INSELN 10.-26. Juni 2022
INSELN 10.-26. Juni 2022
INSELN 10.-26. Juni 2022
INSELN 10.-26. Juni 2022

Mit einem Paukenschlag zurückgemeldet

Am letzten Sonntag feierten die Musikfestspiele Potsdam Sanssouci ihr Finale mit einem großen Open Air an der Maulbeerallee. Mehr als 12.000 Besucher sind den Verlockungen zu musikalischen INSELN gefolgt, die Auslastung betrug 85,5%. Damit konnten die Musikfestspiele nach zwei Jahren Corona-Pause die sonst vorherrschende Kulturmüdigkeit durch ein attraktives Programm durchbrechen und sich mit einem Paukenschlag, klangvoll und in vielfältigen Formaten, bei ihrem Publikum zurückmelden. Die Saison 2023 setzt unter dem Motto »In Freundschaft« auf Herzensbindungen und Wahlverwandtschaften in der Musik.

INSELN war das Motto vom 10.-26. Juni, und auch die letzten Stars sind inselerfahren: Das Ensemble Ars Longa de la Habana aus Kuba lockte mit einer folkloristisch abgeschmeckten und auf die Mythenwelt Mittelamerikas ausgerichteten »Indian Queen« von Henry Purcell an die atmosphärisch illuminierten Treppen des Orangerieschlosses – und das bei bestem Wetter und passend tropischer Wärme – wie während der vergangenen zwei Wochen insgesamt.

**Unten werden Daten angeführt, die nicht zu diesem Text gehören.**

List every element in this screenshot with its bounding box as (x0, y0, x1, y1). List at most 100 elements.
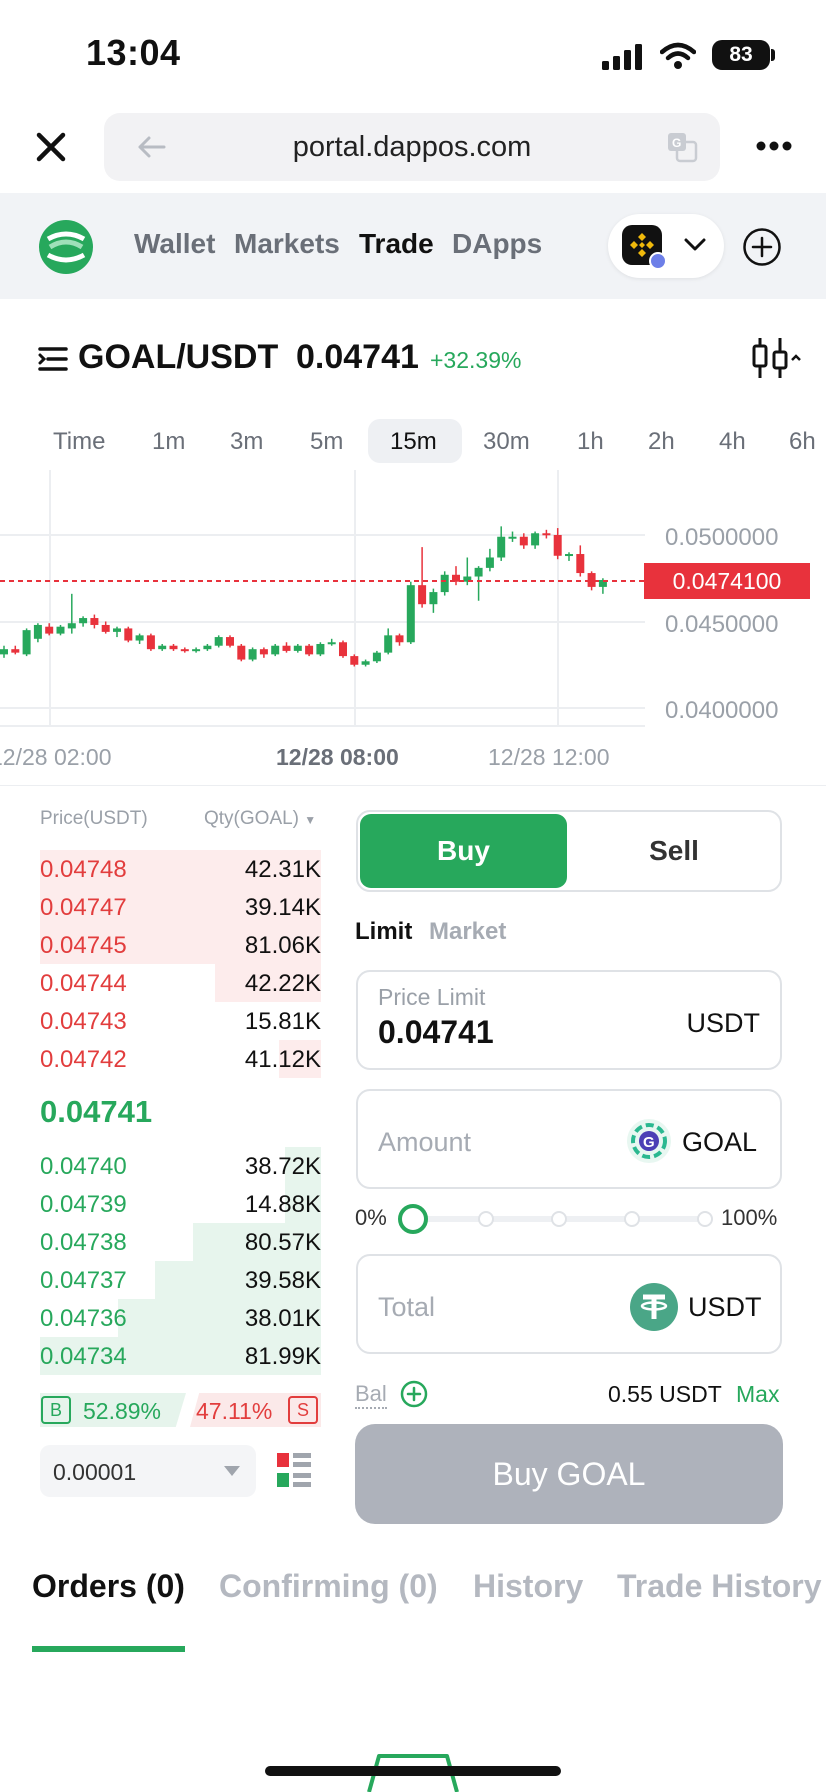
ask-row[interactable]: 0.04743 15.81K (40, 1002, 321, 1040)
svg-text:G: G (672, 136, 681, 150)
ask-row[interactable]: 0.04744 42.22K (40, 964, 321, 1002)
more-icon[interactable] (756, 139, 792, 153)
chart-settings-icon[interactable] (752, 336, 802, 380)
total-field[interactable]: Total USDT (356, 1254, 782, 1354)
slider-stop[interactable] (478, 1211, 494, 1227)
precision-select[interactable]: 0.00001 (40, 1445, 256, 1497)
pair-name[interactable]: GOAL/USDT (78, 338, 278, 377)
candle-body (440, 574, 449, 593)
wallet-selector[interactable] (608, 214, 724, 278)
timeframe-1h[interactable]: 1h (577, 428, 604, 456)
ask-row[interactable]: 0.04745 81.06K (40, 926, 321, 964)
candle-body (56, 626, 65, 634)
candle-body (90, 618, 99, 625)
translate-icon[interactable]: G (666, 131, 698, 163)
nav-wallet[interactable]: Wallet (134, 228, 215, 260)
sell-ratio: 47.11% (196, 1398, 273, 1424)
order-type-market[interactable]: Market (429, 918, 506, 946)
total-placeholder: Total (378, 1292, 436, 1322)
ask-row[interactable]: 0.04747 39.14K (40, 888, 321, 926)
nav-dapps[interactable]: DApps (452, 228, 542, 260)
candle-body (384, 635, 393, 653)
add-circle-icon[interactable] (742, 227, 782, 267)
ask-row[interactable]: 0.04748 42.31K (40, 850, 321, 888)
x-tick-label: 12/28 12:00 (488, 744, 610, 770)
bid-qty: 80.57K (244, 1229, 321, 1256)
candle-body (531, 533, 540, 546)
tab-confirming[interactable]: Confirming (0) (219, 1568, 438, 1605)
timeframe-15m[interactable]: 15m (390, 428, 437, 456)
timeframe-30m[interactable]: 30m (483, 428, 530, 456)
timeframe-5m[interactable]: 5m (310, 428, 343, 456)
ask-qty: 42.31K (244, 856, 321, 883)
tab-trade-history[interactable]: Trade History (617, 1568, 822, 1605)
nav-markets[interactable]: Markets (234, 228, 340, 260)
candle-body (305, 645, 314, 655)
balance-label[interactable]: Bal (355, 1381, 387, 1409)
bid-qty: 81.99K (244, 1343, 321, 1370)
orderbook-price-header: Price(USDT) (40, 808, 148, 829)
url-bar[interactable]: portal.dappos.com G (104, 113, 720, 181)
y-tick-label: 0.0500000 (665, 524, 778, 551)
caret-down-icon (224, 1466, 240, 1476)
buy-tab[interactable]: Buy (360, 814, 567, 888)
orderbook-qty-header[interactable]: Qty(GOAL) ▼ (204, 808, 316, 830)
bid-row[interactable]: 0.04740 38.72K (40, 1147, 321, 1185)
tab-history[interactable]: History (473, 1568, 583, 1605)
buy-goal-button[interactable]: Buy GOAL (355, 1424, 783, 1524)
candle-body (485, 557, 494, 568)
bid-row[interactable]: 0.04737 39.58K (40, 1261, 321, 1299)
y-tick-label: 0.0450000 (665, 611, 778, 638)
active-tab-underline (32, 1646, 185, 1652)
add-balance-icon[interactable] (400, 1380, 428, 1408)
bid-row[interactable]: 0.04738 80.57K (40, 1223, 321, 1261)
slider-min-label: 0% (355, 1205, 387, 1230)
layout-icon[interactable] (277, 1451, 313, 1489)
timeframe-1m[interactable]: 1m (152, 428, 185, 456)
candle-body (361, 661, 370, 665)
current-price-tag: 0.0474100 (644, 563, 810, 599)
dappos-logo[interactable] (38, 219, 94, 275)
timeframe-6h[interactable]: 6h (789, 428, 816, 456)
bid-row[interactable]: 0.04739 14.88K (40, 1185, 321, 1223)
candle-body (113, 628, 121, 632)
slider-handle[interactable] (398, 1204, 428, 1234)
timeframe-time[interactable]: Time (53, 428, 105, 456)
price-field[interactable]: Price Limit 0.04741 USDT (356, 970, 782, 1070)
nav-trade[interactable]: Trade (359, 228, 434, 260)
order-type-limit[interactable]: Limit (355, 918, 412, 946)
max-button[interactable]: Max (736, 1381, 779, 1408)
menu-list-icon[interactable] (38, 346, 68, 372)
candle-body (124, 628, 133, 641)
svg-text:G: G (643, 1134, 655, 1151)
slider-stop[interactable] (697, 1211, 713, 1227)
timeframe-2h[interactable]: 2h (648, 428, 675, 456)
bid-row[interactable]: 0.04734 81.99K (40, 1337, 321, 1375)
status-time: 13:04 (86, 32, 181, 73)
candle-body (22, 630, 31, 655)
timeframe-3m[interactable]: 3m (230, 428, 263, 456)
candle-body (67, 623, 76, 629)
close-icon[interactable] (34, 130, 68, 164)
candle-body (406, 585, 415, 643)
balance-value: 0.55 USDT (608, 1381, 722, 1407)
usdt-token-icon (630, 1283, 678, 1331)
slider-stop[interactable] (551, 1211, 567, 1227)
ask-qty: 42.22K (244, 970, 321, 997)
sell-tab[interactable]: Sell (570, 814, 778, 888)
candle-body (372, 652, 381, 662)
ask-row[interactable]: 0.04742 41.12K (40, 1040, 321, 1078)
bid-row[interactable]: 0.04736 38.01K (40, 1299, 321, 1337)
timeframe-4h[interactable]: 4h (719, 428, 746, 456)
amount-field[interactable]: Amount G GOAL (356, 1089, 782, 1189)
candle-body (542, 533, 551, 536)
slider-stop[interactable] (624, 1211, 640, 1227)
candle-body (259, 649, 268, 655)
bid-price: 0.04736 (40, 1305, 127, 1332)
pair-price: 0.04741 (296, 338, 419, 376)
tab-orders[interactable]: Orders (0) (32, 1568, 185, 1605)
candle-body (158, 645, 167, 650)
sell-badge: S (288, 1396, 318, 1424)
bid-price: 0.04739 (40, 1191, 127, 1218)
price-chart[interactable]: 0.0500000 0.0450000 0.0400000 12/28 02:0… (0, 470, 826, 786)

Die Musikfestspiele Potsdam Sanssouci konnten sich nach zwei Jahren Corona-Pause mit einem Paukenschlag in der Festivallandschaft zurückmelden. Das Programm mit allein fünf Opernproduktionen unterschiedlichster Couleur, einem starken Auftakt in der Stadtmitte, kostbaren Kammermusikmomenten in den historischen Schlössern und Gärten von Potsdam-Sanssouci und Kirchen sowie einer Vielzahl von ausgesuchten Festspielveranstaltungen auf den Inseln der Stadt und des Umlands fand eine begeisterte Zustimmung beim Publikum. Mehr als 12.000 Besucher folgten den Verlockungen paradiesischer Eilande abseits der Klischees. Das entspricht einer Auslastung von 85,5%. Damit war bei den Musikfestspie-len von der sonst weithin herrschenden Kulturmüdigkeit nichts zu spüren; vielmehr konnten sie erneut die starke Rückbindung an »ihr« Festspiel-Publikum unter Beweis stellen.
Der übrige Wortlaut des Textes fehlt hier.